The experience is different for me than other participants. With more research and development, it can be improved and made more equivalent. This would have benefits at both work and play. For instance, I look forward to the day I can call my son and his family independently, see them and communicate effectively. For now, we can use apps like FaceTime and Skype, but my wife has to interpret because there is no integration with VRS.
It’s important to consider that VRS serves not only hundreds of thousands of Americans who are deaf, but also millions of hearing friends and family, colleagues and community members. Sure, I benefit when I call a restaurant to order take out, or my local hardware store to see if it has something in stock, but so do the businesses I patronize. And needless to say, VRS — and the quality of its service — can be critical, even lifesaving, when it comes to health care and emergency situations.
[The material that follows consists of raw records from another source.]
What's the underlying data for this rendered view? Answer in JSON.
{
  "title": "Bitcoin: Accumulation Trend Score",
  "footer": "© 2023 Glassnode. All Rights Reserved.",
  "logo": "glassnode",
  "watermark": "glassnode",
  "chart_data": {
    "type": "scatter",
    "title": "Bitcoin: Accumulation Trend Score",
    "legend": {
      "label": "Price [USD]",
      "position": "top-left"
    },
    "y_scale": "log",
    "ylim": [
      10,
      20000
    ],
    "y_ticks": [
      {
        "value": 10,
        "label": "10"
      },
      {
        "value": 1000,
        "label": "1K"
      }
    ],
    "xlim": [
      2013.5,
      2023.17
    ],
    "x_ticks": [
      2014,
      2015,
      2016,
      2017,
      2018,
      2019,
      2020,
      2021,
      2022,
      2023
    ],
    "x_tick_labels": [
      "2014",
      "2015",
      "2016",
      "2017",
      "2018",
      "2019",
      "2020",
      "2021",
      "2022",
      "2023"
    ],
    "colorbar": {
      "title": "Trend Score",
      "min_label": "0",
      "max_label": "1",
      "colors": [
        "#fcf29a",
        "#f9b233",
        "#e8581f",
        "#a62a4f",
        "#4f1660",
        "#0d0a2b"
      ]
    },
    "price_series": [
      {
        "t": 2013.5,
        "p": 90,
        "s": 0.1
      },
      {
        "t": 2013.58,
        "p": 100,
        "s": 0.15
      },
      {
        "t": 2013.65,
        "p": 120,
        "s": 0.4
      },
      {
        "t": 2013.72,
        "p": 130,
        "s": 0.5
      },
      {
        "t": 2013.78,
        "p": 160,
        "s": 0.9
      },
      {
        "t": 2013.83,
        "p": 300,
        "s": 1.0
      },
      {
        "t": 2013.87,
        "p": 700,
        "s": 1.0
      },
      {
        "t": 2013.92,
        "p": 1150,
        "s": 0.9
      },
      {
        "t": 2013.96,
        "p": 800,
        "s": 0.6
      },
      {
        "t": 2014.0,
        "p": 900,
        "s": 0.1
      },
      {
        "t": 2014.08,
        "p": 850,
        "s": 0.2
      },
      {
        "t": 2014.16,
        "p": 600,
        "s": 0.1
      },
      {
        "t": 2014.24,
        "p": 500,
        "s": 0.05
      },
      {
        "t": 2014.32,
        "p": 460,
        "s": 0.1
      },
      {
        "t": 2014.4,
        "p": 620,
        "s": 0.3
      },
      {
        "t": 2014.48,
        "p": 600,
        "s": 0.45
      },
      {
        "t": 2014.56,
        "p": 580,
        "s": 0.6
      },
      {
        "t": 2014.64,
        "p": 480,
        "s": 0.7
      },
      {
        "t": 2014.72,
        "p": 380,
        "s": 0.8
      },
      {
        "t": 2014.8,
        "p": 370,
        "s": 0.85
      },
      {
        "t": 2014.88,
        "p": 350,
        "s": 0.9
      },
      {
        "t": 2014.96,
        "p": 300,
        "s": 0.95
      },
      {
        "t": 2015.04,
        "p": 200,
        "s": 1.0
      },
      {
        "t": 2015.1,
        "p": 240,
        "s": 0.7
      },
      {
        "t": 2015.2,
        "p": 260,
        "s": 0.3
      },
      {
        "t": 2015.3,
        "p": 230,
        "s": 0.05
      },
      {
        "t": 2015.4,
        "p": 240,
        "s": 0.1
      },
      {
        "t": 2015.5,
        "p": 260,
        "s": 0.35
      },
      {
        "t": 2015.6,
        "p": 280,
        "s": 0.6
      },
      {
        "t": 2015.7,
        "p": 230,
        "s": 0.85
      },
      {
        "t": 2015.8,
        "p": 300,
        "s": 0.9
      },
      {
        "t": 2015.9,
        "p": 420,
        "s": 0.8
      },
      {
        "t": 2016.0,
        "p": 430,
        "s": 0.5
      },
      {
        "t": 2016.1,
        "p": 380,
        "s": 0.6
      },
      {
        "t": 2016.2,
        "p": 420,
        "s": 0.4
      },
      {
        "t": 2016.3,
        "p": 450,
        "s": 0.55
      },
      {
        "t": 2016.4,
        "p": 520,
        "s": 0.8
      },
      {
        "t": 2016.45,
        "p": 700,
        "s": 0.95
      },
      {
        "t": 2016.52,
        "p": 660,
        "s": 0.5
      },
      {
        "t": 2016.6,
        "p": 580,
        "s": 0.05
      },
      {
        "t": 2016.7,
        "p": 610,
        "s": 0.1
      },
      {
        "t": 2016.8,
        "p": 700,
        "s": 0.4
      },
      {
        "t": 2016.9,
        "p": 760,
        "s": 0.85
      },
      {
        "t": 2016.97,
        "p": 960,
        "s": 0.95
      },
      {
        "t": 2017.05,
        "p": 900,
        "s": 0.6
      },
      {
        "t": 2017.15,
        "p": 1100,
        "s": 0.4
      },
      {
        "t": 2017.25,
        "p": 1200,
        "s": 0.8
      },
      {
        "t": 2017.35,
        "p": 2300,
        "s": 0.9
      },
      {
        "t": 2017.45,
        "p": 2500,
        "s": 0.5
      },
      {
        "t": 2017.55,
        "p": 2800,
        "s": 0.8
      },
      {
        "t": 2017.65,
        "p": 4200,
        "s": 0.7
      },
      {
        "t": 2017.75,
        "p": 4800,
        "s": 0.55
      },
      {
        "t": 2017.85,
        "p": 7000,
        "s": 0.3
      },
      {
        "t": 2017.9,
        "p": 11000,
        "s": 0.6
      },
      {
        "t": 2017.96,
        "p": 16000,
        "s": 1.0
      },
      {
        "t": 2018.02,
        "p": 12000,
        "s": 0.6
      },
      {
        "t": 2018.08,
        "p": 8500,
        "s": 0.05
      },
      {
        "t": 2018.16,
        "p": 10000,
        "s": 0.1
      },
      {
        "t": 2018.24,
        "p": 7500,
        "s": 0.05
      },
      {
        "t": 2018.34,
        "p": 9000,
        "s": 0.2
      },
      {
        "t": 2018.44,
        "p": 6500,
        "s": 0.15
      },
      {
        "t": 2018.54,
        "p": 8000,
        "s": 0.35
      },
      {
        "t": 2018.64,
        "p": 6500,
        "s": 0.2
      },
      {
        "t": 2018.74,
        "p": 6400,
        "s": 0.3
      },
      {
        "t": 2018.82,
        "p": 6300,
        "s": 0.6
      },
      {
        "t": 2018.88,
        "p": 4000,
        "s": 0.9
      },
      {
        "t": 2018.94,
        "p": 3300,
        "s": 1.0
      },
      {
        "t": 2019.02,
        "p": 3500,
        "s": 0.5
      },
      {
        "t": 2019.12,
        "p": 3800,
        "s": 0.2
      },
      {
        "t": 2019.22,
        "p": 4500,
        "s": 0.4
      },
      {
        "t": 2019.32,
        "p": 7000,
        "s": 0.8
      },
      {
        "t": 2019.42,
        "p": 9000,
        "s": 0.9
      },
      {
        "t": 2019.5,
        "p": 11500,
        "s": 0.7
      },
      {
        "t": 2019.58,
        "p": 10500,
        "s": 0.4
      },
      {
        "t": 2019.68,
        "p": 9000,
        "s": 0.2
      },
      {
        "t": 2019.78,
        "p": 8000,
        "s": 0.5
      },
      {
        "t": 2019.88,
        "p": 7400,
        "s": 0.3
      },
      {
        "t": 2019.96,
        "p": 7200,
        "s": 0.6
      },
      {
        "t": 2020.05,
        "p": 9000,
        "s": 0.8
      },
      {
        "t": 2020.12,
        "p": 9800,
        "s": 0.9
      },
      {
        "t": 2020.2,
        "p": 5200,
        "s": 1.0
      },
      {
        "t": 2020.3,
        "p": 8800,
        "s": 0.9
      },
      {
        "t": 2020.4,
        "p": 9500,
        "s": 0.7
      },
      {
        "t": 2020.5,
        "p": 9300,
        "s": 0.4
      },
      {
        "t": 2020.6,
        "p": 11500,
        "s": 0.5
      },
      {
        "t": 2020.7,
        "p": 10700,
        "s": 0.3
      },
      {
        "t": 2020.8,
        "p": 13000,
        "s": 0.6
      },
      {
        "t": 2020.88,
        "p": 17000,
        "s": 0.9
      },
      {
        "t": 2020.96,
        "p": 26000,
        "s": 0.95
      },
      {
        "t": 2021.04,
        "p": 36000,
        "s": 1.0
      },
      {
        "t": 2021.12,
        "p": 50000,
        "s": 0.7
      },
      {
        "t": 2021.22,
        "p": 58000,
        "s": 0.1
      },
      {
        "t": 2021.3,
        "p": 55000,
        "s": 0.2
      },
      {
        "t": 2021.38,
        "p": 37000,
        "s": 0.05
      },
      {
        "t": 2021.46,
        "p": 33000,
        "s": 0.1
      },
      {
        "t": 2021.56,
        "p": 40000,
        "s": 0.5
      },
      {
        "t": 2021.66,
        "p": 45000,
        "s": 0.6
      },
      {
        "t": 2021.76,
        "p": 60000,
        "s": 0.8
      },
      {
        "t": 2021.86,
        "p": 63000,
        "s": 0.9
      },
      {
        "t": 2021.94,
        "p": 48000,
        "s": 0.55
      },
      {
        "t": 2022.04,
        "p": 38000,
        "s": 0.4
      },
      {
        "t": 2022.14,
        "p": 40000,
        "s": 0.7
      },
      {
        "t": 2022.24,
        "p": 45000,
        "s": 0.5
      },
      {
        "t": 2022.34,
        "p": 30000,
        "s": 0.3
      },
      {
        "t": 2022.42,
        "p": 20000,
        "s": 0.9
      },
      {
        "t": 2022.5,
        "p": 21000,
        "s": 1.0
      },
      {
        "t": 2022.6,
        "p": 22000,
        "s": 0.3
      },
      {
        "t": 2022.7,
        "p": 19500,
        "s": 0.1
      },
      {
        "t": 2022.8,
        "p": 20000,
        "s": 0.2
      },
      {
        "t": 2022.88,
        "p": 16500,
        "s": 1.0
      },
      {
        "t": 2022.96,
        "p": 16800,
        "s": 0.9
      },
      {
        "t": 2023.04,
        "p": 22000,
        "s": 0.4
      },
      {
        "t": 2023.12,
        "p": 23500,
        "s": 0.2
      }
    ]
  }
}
Today, the FCC has the opportunity to reform VRS, and I encourage it to do so. It’s the right thing to do for deaf Americans and hearing Americans. It’s the smart thing to do for innovation. It’s also the law.
The signing of the ADA was not an end, but rather a beginning, a promise. Upholding that promise requires us, as a nation, to continually consider how to advance in an ever-changing world. The creation of VRS itself was a great example of this. We must ensure now that it grows and advances alongside an the ever-evolving communications system.
I. King Jordan was the first deaf president of Gallaudet University, serving from 1988 to 2006. He also co-founded the American Association of People with Disabilities and, among other roles, served as vice chairman of the President’s Committee on Employment of People with Disabilities under Presidents George H.W. Bush and Bill Clinton.